Design Plus: Fragrance Central

da Mark Tungate , AdForum

If you know anything about fragrances – or, indeed, if you’ve read Patrick Suskind’s cult 1985 novel Perfume – you’ll have heard of Grasse, in the south of France. This attractive little town is the epicentre of the world’s perfume business, surrounded by fragrant fields of jasmine.

Grasse didn’t always smell so great. It was first known for leather tanning, a rather niffy business, before the fashion for perfuming gloves led it to develop a pleasanter sideline that eventually became its entire raison d’être.

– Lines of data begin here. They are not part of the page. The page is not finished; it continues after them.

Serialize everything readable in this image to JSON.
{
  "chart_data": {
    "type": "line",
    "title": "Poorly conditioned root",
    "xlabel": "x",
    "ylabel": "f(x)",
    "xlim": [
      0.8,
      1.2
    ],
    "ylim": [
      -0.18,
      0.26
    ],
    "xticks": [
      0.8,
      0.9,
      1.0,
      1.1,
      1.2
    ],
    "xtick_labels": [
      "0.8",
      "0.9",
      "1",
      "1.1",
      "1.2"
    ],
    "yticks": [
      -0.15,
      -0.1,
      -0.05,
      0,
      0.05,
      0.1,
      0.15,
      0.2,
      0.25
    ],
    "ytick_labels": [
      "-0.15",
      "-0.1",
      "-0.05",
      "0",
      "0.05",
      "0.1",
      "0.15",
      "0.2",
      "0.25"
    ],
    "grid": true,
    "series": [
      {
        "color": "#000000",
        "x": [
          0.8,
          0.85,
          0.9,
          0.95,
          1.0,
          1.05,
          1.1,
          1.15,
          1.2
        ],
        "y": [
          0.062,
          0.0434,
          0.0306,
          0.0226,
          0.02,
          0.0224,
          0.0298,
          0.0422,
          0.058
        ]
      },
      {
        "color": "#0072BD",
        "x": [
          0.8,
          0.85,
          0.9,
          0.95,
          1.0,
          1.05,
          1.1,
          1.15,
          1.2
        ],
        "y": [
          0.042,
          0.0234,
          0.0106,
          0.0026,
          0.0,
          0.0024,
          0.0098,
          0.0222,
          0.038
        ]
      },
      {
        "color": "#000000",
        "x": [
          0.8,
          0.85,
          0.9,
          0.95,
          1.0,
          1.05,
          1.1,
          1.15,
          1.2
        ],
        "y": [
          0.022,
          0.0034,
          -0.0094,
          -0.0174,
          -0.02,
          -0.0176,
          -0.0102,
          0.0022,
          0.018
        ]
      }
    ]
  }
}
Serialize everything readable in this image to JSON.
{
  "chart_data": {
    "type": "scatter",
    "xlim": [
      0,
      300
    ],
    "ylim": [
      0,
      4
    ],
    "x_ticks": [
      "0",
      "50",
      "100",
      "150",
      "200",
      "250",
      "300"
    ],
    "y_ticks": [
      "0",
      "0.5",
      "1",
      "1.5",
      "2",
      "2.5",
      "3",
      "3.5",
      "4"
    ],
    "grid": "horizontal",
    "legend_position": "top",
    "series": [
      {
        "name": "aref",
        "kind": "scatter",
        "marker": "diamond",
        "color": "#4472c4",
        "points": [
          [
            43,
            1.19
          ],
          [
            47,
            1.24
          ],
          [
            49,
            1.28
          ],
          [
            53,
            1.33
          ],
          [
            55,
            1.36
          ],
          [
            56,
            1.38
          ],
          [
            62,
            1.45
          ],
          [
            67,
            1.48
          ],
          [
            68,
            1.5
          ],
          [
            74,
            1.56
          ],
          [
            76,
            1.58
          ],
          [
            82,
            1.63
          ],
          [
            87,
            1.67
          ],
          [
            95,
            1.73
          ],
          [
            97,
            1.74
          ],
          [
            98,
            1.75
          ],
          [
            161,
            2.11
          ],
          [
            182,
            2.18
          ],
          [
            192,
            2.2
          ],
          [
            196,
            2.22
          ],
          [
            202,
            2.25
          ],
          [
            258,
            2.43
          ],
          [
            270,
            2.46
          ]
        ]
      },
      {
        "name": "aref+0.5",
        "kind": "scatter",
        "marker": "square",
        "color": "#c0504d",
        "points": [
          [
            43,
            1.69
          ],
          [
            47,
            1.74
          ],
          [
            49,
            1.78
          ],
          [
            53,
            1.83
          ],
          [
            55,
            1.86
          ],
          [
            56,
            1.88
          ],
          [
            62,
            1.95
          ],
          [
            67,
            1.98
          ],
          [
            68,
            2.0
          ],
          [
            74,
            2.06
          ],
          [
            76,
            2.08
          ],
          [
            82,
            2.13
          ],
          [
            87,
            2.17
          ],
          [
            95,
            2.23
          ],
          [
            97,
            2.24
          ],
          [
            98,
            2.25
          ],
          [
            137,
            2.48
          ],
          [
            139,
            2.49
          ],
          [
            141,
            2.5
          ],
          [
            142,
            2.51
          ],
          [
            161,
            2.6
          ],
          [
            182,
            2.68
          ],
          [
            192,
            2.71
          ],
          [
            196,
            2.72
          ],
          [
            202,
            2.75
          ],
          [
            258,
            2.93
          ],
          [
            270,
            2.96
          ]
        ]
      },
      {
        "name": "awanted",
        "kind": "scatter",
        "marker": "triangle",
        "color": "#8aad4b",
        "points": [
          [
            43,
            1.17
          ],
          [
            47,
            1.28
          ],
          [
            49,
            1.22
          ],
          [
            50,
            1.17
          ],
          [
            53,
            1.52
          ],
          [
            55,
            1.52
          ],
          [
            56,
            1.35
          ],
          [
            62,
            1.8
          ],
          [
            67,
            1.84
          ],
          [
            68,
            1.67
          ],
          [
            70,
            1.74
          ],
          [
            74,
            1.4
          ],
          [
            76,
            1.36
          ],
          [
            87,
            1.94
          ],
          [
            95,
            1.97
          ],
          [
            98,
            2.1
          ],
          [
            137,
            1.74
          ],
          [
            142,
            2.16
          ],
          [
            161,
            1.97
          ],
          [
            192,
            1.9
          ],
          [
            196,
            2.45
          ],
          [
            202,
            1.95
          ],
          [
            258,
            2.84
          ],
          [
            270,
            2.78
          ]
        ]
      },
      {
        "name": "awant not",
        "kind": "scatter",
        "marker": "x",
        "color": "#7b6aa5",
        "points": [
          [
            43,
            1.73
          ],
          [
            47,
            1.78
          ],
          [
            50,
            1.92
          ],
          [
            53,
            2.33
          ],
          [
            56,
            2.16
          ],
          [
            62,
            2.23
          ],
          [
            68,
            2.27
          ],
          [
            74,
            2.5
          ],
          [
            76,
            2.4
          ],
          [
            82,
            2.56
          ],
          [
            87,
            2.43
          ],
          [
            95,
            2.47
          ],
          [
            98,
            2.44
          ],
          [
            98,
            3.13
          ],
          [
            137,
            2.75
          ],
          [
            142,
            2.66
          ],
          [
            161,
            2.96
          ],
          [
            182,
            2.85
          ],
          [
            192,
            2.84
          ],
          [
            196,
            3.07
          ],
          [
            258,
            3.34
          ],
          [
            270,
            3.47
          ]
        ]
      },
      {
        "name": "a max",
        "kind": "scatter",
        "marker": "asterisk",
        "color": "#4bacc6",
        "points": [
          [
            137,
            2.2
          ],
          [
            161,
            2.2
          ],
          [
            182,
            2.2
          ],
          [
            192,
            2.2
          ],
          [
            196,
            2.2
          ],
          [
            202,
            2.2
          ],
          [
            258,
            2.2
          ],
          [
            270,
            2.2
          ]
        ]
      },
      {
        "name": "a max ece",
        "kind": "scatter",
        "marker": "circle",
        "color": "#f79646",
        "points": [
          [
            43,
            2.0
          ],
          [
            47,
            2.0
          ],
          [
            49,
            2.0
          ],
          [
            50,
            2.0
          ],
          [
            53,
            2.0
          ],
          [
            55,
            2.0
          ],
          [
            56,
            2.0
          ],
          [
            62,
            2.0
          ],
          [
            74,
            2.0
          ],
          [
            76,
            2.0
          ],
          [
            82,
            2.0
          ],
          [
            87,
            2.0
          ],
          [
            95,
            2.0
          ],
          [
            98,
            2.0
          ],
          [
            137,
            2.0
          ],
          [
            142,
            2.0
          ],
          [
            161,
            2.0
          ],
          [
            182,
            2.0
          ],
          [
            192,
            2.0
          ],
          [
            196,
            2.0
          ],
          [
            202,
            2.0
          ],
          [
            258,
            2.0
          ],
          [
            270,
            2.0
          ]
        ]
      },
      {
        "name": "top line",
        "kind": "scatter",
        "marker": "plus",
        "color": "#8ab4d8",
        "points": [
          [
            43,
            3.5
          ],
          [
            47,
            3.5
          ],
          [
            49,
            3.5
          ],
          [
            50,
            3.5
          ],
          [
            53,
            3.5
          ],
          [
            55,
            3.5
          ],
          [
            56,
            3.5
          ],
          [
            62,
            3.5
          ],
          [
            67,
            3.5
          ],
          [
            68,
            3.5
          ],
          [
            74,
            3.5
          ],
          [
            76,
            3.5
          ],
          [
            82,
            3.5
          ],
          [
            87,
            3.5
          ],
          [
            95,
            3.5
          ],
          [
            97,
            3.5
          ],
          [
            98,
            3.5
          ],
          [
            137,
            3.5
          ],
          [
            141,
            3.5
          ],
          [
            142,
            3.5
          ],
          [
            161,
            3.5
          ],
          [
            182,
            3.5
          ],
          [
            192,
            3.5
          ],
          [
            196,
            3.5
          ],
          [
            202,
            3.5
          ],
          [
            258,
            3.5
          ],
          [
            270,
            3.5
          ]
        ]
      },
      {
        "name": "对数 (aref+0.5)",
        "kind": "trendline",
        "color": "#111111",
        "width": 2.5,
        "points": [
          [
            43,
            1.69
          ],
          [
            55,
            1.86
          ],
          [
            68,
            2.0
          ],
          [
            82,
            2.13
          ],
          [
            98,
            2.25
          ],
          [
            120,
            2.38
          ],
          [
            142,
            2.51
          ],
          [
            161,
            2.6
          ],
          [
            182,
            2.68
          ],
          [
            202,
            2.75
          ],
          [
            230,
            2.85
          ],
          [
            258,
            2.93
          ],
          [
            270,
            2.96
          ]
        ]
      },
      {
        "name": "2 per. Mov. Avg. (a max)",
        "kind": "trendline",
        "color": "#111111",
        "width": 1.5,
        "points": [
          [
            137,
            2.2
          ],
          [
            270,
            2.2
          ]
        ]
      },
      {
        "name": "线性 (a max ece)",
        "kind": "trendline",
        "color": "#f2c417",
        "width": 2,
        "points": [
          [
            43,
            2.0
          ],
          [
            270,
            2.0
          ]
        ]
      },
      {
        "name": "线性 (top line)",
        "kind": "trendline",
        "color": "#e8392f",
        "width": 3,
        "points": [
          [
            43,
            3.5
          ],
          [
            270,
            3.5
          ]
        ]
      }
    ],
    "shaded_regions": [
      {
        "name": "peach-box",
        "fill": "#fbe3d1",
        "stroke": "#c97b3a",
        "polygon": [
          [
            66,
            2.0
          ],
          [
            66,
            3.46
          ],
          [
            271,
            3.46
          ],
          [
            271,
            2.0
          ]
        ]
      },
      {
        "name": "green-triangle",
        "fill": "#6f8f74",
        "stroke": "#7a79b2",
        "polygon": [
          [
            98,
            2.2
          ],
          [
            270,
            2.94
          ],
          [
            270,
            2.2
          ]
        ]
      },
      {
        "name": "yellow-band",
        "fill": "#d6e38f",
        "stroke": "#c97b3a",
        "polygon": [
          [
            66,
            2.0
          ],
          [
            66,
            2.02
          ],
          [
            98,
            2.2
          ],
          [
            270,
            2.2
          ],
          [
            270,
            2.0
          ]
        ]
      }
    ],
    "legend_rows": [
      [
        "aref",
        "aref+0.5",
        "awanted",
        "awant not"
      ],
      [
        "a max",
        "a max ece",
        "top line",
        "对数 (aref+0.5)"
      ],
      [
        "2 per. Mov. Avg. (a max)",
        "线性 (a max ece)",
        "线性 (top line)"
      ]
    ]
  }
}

Wandering the town’s streets at a suitably somnolent Mediterranean pace, you may come across a 17th century bastide – or manor house – that was once a perfume factory. Its glowing clay-pink walls seem to absorb the warm sunshine. These days, the former factory is known as Les Fontaines Parfumées – or “the fragrant fountains” – and it’s where Louis Vuitton’s resident “nose”, Jacques Cavallier Belletrud, conjures up the house’s fragrances. Not just another day at the office, then.

Jacques Cavallier Belletrud

Vuitton has just released the first five men’s fragrances in its long history. Cavallier Belletrud says they were inspired by his travels and “the spirit of adventure”; but inspiration is also close at hand in Grasse. To step into the old house's garden is to embark on a voyage of the senses. It contains citrus fruits from every cranny of the globe, 20 varieties of mint, roses – and of course jasmine.

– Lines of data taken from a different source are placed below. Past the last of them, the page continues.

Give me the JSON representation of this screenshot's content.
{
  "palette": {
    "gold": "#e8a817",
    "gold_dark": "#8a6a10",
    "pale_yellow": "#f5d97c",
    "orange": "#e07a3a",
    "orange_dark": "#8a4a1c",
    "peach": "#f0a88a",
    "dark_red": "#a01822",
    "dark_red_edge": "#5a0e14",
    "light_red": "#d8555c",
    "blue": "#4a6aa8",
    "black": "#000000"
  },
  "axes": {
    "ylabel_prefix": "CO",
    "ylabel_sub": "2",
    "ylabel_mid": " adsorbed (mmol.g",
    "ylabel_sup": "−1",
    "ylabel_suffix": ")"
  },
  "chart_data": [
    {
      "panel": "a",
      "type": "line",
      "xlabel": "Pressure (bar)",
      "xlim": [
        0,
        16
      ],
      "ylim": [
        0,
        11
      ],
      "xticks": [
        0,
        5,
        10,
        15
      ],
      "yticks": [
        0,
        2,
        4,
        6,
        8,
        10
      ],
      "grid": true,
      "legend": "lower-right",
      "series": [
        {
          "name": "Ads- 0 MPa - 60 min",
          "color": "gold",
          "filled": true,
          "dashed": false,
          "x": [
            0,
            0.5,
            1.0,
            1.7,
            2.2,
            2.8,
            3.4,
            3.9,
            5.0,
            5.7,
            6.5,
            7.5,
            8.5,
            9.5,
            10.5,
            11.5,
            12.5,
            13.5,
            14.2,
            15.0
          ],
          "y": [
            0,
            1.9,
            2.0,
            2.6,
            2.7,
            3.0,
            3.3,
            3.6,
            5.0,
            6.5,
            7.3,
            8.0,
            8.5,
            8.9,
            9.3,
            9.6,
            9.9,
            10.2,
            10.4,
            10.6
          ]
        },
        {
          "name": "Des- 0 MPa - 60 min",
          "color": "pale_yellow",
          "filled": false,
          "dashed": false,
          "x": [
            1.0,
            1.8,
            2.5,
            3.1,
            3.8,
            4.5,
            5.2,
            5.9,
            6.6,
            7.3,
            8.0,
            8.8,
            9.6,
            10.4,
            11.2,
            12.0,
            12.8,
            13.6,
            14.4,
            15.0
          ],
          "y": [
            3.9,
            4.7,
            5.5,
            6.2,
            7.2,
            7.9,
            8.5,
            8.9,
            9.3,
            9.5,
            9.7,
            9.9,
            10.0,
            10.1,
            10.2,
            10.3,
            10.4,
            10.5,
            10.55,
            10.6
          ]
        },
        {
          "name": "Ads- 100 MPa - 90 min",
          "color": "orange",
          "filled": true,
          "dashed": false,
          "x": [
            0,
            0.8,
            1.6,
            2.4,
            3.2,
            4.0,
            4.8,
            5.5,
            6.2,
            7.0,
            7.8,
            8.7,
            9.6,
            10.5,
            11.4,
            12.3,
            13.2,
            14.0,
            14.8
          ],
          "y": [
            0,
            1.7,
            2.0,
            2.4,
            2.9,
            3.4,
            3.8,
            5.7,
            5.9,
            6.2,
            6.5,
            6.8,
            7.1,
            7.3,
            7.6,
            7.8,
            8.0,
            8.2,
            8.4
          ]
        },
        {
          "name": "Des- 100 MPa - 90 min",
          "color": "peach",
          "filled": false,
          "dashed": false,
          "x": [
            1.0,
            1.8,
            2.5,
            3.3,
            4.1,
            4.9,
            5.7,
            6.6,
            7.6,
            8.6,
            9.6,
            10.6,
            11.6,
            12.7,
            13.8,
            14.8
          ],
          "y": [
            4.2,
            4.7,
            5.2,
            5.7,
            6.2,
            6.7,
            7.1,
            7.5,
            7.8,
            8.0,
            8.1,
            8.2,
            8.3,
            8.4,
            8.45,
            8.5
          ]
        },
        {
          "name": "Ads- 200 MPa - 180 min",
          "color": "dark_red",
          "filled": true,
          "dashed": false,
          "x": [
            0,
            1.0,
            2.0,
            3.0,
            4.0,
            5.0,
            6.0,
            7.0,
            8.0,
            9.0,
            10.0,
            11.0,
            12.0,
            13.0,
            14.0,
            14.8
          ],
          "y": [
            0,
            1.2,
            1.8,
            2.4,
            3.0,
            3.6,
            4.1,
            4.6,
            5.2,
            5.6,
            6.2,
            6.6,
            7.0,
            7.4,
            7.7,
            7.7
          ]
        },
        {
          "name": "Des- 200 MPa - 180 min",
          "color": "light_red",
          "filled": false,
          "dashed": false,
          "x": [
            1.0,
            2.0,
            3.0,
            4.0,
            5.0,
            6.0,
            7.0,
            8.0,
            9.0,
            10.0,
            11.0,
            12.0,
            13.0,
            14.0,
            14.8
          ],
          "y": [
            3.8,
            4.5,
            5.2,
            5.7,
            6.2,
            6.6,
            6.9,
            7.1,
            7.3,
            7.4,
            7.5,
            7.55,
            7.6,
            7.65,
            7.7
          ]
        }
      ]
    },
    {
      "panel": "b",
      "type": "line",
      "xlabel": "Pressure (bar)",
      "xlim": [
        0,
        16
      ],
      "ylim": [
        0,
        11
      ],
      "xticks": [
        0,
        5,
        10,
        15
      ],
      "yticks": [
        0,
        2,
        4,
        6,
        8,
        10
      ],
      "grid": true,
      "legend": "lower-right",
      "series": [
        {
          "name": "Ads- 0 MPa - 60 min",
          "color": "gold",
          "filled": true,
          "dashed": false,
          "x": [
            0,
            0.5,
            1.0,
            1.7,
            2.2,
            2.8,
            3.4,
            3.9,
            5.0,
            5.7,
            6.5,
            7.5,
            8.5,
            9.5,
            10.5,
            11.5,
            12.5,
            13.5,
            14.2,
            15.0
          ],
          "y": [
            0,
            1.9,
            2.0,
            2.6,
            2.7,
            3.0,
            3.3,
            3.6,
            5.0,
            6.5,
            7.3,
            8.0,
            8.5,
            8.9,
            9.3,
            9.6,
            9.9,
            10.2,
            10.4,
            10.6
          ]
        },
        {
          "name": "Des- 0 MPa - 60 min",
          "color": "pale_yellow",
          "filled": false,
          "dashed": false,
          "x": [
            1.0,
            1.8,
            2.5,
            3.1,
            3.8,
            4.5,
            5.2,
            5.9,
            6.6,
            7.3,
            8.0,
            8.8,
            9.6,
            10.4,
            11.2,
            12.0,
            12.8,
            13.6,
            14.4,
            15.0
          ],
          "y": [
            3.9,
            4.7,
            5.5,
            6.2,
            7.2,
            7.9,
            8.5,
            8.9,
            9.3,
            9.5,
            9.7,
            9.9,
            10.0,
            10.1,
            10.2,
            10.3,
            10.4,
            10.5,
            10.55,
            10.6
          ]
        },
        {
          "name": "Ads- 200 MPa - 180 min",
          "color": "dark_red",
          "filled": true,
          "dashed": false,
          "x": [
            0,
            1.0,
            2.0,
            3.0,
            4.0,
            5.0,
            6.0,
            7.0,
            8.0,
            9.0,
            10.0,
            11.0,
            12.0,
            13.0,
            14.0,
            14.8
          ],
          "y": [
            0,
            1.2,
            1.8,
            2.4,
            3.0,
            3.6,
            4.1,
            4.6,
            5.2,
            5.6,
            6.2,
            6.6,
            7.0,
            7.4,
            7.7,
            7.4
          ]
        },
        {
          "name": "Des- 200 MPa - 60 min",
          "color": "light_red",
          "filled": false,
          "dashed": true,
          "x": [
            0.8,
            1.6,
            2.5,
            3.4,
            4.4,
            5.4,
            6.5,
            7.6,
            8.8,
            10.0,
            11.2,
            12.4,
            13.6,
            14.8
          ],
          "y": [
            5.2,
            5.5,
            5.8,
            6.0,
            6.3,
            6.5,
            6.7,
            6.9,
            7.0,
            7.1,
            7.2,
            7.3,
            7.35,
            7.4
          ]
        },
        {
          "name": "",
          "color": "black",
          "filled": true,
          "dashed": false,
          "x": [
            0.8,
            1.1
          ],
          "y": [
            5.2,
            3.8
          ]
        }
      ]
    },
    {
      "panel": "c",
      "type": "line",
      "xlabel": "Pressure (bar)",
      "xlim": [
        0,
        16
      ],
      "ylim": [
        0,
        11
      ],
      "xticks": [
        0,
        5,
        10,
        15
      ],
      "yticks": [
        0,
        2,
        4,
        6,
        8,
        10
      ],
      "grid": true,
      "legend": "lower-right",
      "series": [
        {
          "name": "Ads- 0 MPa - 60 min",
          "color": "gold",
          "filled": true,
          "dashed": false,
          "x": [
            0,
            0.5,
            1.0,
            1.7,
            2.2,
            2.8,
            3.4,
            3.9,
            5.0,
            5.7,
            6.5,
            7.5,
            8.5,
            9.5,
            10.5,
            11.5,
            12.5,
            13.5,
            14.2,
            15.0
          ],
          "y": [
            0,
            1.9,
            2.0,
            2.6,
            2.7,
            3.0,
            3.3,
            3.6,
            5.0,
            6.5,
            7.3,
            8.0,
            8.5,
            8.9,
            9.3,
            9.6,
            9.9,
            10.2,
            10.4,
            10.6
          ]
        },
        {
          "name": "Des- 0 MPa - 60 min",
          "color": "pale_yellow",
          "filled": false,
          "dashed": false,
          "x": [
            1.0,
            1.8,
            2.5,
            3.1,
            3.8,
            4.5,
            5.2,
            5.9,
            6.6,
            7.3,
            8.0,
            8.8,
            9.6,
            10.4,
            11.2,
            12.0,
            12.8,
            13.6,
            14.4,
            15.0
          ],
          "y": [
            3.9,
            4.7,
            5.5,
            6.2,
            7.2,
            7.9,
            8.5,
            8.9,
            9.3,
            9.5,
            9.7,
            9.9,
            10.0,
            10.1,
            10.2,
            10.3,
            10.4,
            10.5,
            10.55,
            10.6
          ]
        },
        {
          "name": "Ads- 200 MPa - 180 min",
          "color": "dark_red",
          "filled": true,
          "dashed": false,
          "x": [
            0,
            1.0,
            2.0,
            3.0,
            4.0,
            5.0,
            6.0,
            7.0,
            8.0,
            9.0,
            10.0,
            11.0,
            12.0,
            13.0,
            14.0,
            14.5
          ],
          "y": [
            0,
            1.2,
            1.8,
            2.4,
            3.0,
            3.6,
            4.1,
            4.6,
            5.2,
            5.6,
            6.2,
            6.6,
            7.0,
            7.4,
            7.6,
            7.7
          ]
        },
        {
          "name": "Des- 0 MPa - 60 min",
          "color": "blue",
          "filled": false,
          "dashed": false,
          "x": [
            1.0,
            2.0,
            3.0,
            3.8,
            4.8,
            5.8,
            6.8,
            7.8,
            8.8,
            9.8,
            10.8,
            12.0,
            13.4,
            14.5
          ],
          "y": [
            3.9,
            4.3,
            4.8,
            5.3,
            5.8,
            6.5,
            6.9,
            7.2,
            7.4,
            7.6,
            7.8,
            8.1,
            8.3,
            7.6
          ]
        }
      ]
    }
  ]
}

That trickling sound you can hear is a stream of spring water that runs through the property, to feed the fountains that give the house its name. Trust me, visit this place (as I did last year as a guest of Dior, whose perfumes are also created here) and you’ll feel like moving in.

Since that’s not a possibility, you can always spritz yourself with a bit of eau de Grasse.

Outside Les Fontaines Parfumées 

Vuitton’s five men’s fragrances are called Sur La Route (zesty, lemony), L’Immensité (fiery, athletic) Au Hasard (slinky sandalwood with a dash of spice), Nouveau Monde (rich and tropical, with cocoa) – and my own personal favourite, Orage (“thunderstorm”), which combines iris, patchouli and bergamot and is supposed to smell like hot earth after it’s been dashed with rain.

Packaging has always been an essential element of the perfume experience. As with Vuitton’s women’s fragrances, the bottles here were designed by Marc Newson. They have a luxurious heaviness, a user-friendly magnetic stopper, and the pump – thanks to some technical wizardry – has been rendered invisible.

As the Luxury Society newsletter recently pointed out, luxury brands are keen to "infiltrate" the fragrance market, which is projected to be worth US$70 million globally by 2022. That certainly explains Vuitton's foray into the field.

A new fragrance from a major luxury house is always an event in the niche universe of perfume. Five of them in one go is positively a fiesta.